Indeed, there is not a pre-Vatican II church, nor is there a post-Vatican II church. There is only one holy Catholic Church united by the Holy Spirit whose many diverse gifts span throughout all generations.
+++ When I discovered these “old” traditions and teachings—like veiling statues during Lent, Latin and chant, having a Mary statue that looks like a queen, traditional marriage and so on—When I discovered such “old” things, it was like discovering my great-grandfather’s memory box in the attic. How could I treat my great-grandfather’s memory box like junk? Certainly, here were treasures! And if I didn’t understand them, then that wasn’t an occasion for me to throw the box away, but to ask questions. And when I asked questions, I discovered not only what these treasures meant, but I also discovered more about who I am—because who I am is tied up with who came before me. Suddenly, my experience of life was not bound simply to the church since 1970, but I was now experiencing a greater diversity: a church of all the ages!

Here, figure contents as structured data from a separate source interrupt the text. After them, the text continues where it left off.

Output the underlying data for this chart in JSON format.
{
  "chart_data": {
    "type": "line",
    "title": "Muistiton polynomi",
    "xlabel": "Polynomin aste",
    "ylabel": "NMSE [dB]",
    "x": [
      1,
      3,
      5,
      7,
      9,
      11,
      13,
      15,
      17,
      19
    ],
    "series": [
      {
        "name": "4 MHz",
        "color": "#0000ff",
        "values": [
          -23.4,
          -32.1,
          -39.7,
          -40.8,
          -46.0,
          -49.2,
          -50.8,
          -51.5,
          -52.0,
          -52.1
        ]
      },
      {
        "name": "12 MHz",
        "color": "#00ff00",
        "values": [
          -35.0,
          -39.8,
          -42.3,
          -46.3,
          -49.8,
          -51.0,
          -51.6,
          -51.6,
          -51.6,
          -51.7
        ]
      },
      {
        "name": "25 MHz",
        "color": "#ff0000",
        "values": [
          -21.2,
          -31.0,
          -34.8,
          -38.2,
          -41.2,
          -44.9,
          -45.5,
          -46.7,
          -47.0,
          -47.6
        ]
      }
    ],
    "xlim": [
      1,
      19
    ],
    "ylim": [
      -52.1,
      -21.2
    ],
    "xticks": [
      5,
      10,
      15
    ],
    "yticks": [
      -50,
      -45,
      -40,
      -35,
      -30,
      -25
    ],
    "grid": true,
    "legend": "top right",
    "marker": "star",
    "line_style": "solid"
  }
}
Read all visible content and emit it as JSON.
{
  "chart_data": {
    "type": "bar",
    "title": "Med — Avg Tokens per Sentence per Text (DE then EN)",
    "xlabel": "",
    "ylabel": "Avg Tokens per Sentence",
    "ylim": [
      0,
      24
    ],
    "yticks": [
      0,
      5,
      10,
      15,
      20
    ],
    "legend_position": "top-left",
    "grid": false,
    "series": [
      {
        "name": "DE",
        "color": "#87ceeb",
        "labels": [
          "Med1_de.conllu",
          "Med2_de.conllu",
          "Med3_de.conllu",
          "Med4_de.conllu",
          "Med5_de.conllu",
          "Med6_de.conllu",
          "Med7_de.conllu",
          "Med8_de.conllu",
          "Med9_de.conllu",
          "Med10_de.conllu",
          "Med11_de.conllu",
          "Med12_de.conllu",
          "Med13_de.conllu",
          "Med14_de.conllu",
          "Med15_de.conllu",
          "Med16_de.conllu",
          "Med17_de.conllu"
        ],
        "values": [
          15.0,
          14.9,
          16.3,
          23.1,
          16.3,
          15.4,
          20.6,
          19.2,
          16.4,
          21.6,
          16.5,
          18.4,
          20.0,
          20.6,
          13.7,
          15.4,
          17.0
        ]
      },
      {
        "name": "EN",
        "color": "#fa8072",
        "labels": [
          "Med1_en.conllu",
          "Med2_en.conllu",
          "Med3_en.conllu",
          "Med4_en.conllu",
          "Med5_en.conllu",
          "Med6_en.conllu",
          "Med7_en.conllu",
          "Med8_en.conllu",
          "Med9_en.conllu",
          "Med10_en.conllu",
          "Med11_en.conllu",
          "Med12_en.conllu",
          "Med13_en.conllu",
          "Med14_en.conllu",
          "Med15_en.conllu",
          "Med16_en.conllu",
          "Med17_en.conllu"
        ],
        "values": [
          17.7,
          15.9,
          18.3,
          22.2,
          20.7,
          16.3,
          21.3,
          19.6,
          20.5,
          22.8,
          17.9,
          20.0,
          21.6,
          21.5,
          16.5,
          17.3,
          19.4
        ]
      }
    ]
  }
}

Understanding the treasures given in the past helps me to live a treasured life now. So, these old fashioned teachings and traditions were not only treasures ever ancient, but treasures ever new.
+++ This is important for our future. Look at our world: is it any coincidence that our world has become so messed up in the precise moment that so many of our church members turned aside traditional teachings and worship? Perhaps our future depends on whether or not we recover the gifts that the Holy Spirit has given our Church.
Of course, when it comes to old fashioned and traditional teachings, we are told to be “Be less judgmental, less discriminating.” And for a while, the Church tried this approach. So have I. But as I have tried this approach, I have come to a certainty: the reality is is that the issue isn’t only about how we say something, but that we are saying anything at all.
The world would have us be quiet. But as we see in Pentecost, the Holy Spirit would have us speak up. He is the ancient one and his teachings may sound “old,” but his voice is new and what he brings is newness and renewal.
We can’t be afraid of the old. We must not be afraid.
+++ I started this homily by talking about the priests that have come before me and the priests that come after me. While we are different in our gifts, I hope that we priests at this parish have been united in passing along the perennial teachings and traditions of the Church; for I too am a member of this body.
It is precisely these treasures—ever ancient and ever new— which are the gifts that are given to me at my ordination. As a member of the body, my duty to the body is to teach and protect these treasures. Indeed, the gift of ordination is a gift meant to help protect the very unity and diversity of the Church— it is the gift that protects the unity of the Church: a unity that spans the centuries and to the end of the world, a diversity that is rich in treasures every ancient and ever new. If I did not do this, I myself be suffering from the spiritual leg cramp—and I would bring division to the body.
I ask you, therefore, to pray for us priests. And to pray that all the Church may be conformed, not to the spirit of this corrupt generation, but to the Holy Spirit who is God, the source of our treasured diversity and our holy unity.